Tuesday, 24 October 2017

We won’t allow extra housing without money, say councillors

TOO little is being done to protect Goring from the harmful effects of development, say parish councillors.

TOO little is being done to protect Goring from the harmful effects of development, say parish councillors.

They claim the village cannot take an increase in its housing quota unless it also receives more money for infrastructure.

Goring must accept 105 new houses by 2027 to meet national targets but South Oxfordshire District Council could impose a higher figure as part of a new local plan.

Parish councillors say the district council has previously failed to secure funding from developers for projects such as road improvements and school extensions, meaning the village primary is full.

At a meeting on Monday, Goring Parish Council resolved to resist any increase in its homes quota without a guarantee of extra cash.



Chairman Kevin Bulmer said: “We’re looking at possibly an extra 50 houses and it has already been suggested that this is not a lot if we’ve already got 105.

“It’s all very well saying ‘put a few extra in’ but, leaving aside the question of whether 50 is too many, money for infrastructure is unlikely to follow.

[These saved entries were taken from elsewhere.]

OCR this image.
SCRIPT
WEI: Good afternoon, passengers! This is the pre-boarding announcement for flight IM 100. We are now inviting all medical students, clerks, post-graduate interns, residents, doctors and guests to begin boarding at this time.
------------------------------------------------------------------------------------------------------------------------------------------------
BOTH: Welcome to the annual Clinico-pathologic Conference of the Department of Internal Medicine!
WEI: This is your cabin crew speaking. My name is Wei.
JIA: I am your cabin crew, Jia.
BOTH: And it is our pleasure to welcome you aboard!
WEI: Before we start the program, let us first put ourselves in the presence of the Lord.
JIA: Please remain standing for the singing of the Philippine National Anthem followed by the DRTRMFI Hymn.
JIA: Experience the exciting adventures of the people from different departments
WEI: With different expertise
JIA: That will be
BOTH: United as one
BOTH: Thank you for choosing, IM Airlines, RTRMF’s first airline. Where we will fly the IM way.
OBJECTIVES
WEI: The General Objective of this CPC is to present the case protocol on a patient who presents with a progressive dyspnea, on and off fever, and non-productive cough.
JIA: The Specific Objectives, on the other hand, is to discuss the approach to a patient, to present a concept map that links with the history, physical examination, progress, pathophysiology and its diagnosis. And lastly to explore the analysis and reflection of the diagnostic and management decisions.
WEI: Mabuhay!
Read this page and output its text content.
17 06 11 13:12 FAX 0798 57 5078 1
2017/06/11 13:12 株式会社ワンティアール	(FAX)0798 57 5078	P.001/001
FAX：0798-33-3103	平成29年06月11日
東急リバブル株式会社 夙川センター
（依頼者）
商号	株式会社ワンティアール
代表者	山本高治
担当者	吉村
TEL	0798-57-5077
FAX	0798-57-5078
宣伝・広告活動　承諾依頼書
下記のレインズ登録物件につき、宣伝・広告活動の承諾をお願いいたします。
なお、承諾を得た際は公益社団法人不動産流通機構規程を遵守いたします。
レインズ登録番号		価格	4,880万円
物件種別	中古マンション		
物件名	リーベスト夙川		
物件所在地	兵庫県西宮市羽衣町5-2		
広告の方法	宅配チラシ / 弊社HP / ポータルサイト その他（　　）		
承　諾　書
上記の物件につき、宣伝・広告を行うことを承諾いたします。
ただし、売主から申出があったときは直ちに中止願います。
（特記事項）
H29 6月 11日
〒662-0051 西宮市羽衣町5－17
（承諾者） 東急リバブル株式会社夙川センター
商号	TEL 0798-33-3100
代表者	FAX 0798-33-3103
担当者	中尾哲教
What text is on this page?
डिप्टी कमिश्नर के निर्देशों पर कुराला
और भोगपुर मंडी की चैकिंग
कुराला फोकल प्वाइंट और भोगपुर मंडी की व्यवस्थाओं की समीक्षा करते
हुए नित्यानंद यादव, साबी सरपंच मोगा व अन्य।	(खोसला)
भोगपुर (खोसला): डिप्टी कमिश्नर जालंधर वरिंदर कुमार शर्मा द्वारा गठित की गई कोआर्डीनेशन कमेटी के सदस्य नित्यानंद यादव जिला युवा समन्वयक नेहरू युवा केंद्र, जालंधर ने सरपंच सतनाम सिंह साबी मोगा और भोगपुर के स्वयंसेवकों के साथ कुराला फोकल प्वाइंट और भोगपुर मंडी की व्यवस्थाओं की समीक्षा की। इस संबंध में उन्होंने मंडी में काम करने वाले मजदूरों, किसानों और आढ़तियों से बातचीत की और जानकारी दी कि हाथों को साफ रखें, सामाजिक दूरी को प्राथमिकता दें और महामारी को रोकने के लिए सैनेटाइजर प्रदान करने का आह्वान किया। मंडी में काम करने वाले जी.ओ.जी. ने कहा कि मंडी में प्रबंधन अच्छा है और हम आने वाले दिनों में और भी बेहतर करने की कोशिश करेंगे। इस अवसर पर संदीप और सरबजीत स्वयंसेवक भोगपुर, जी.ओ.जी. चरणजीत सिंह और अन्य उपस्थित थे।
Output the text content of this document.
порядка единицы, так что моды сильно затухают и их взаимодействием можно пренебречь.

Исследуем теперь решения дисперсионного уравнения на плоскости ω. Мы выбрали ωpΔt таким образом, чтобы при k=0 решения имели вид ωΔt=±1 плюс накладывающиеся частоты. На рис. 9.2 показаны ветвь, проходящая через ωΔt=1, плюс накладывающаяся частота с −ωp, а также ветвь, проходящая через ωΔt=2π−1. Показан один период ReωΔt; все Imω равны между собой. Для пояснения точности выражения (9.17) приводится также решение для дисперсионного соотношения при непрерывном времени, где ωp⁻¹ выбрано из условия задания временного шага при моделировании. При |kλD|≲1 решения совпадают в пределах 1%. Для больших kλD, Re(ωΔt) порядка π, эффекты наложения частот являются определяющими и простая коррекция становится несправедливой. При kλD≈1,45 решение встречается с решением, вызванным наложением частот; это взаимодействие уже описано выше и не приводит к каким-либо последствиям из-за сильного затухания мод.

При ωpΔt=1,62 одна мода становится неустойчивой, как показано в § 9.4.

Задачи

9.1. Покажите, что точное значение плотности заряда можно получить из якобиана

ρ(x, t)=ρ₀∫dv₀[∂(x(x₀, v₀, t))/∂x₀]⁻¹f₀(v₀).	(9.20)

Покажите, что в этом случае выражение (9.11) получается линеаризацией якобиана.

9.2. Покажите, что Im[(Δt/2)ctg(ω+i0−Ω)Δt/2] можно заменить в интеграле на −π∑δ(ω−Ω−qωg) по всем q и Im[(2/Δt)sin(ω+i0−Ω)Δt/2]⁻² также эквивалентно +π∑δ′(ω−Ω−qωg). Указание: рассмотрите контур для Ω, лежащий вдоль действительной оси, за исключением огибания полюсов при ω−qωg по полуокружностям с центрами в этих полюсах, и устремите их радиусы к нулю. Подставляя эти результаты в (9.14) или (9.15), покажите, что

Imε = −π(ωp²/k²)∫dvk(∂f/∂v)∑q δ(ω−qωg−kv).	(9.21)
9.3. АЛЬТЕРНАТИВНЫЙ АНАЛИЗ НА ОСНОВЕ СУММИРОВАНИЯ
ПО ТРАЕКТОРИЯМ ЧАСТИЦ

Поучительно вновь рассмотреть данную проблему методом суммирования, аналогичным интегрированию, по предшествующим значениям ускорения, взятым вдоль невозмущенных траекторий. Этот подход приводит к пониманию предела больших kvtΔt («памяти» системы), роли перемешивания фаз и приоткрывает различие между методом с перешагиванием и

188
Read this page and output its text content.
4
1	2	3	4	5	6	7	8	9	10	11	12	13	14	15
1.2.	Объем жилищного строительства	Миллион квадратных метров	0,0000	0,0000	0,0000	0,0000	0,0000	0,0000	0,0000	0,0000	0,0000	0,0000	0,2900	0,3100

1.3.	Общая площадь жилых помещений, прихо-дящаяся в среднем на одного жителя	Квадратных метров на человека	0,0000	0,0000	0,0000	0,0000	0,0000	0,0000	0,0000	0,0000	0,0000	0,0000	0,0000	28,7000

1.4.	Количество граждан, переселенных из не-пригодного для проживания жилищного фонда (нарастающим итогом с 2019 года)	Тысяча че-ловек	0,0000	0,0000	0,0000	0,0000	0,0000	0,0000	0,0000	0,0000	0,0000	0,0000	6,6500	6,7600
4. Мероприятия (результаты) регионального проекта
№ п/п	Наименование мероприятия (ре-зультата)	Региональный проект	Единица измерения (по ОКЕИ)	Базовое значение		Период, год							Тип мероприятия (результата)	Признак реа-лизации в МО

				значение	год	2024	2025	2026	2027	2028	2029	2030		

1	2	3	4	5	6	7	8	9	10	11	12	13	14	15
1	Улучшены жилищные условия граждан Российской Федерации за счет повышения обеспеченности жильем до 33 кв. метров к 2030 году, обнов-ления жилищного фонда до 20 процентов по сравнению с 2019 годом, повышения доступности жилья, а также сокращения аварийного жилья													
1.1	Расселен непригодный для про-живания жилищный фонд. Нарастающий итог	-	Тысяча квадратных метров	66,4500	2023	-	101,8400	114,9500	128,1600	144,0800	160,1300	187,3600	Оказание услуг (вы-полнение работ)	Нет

“By spreading South Oxfordshire’s allocation thinly across the district, you give larger villages all the challenges but too little funding to sort them out.

“At the moment, nobody has even thought about the effect of our current quota and the extra pressure on schools, doctors’ surgeries and so on.

“Our stance must be that further increases are unacceptable at present.”

Councillor Bryan Urbick added: “We’ve got 5,000 cars using High Street every day and we can’t even cope with that, let alone any more.” A group of Goring residents is writing a neighbourhood plan for the village under the parish council’s supervision.

The document will determine where new housing should go and will be legally binding if approved by a referendum.

Nigel Gilson, chairman of the group, said: “It is welcome that the parish council is taking a clear stance on this issue. We will need money before we can tackle infrastructure problems.”

Councillors said their district colleagues had also failed to protect the countryside around Goring from the “unsightly” steel gantries that Network Rail erected in the spring.

The company put them up along the line through the village as part of an electrification programme that is now a year behind schedule and three times over budget.

Planning permission was not needed as it is “permitted development” but opponents, including the parish council, maintain that the gantries are unlawful as they are in the Chilterns Area of Outstanding Natural Beauty where developers may only carry out work that “enhances” the area. The objectors say the gantries do the opposite.

The parish council is to write to the district council demanding that it takes a firmer stance on the issue.

Councillor Catherine Hall said: “There was a misunderstanding between the council and Network Rail when it sought advice on the work. Planning officers took the attitude that it was permitted development and they had no right to interfere. It was too late by the time they realised what Network Rail was doing.

“If you build a single house without permission, they’re on you like a ton of bricks.”

Councillor Bulmer said: “Network Rail weren’t deliberately riding roughshod over the AONB — they were just incompetent and made a total pig’s ear of it. I think the district council is too quick to run away from big, complex projects.

“They’re the planning authority but they’re still conspicuous by their absence.

“The opposition to this is being led by a protest group, Goring and South Stoke parish councils and the Chilterns Conservation Board.

“It is complicated but that’s what planning officers are paid for. We’ve found the Chilterns Conservation Board far more helpful.

“It’s like the problem with housing allocations in that they don’t think the issue through properly.”

A district council spokesman said it was helping the parish council to compile its neighbourhood plan, which would identify infrastructure projects and secure funding.

In the past two years, the council had secured £12,000 for indoor sports facilities, £12,000 for community hall facilities and more than £15,000 for outdoor play areas in the parish.

It also paid Oxfordshire County Council for school and road improvements.

He said the council would continue to negotiate with Network Rail but it had no power to demand improvements and the company was aware of its duties.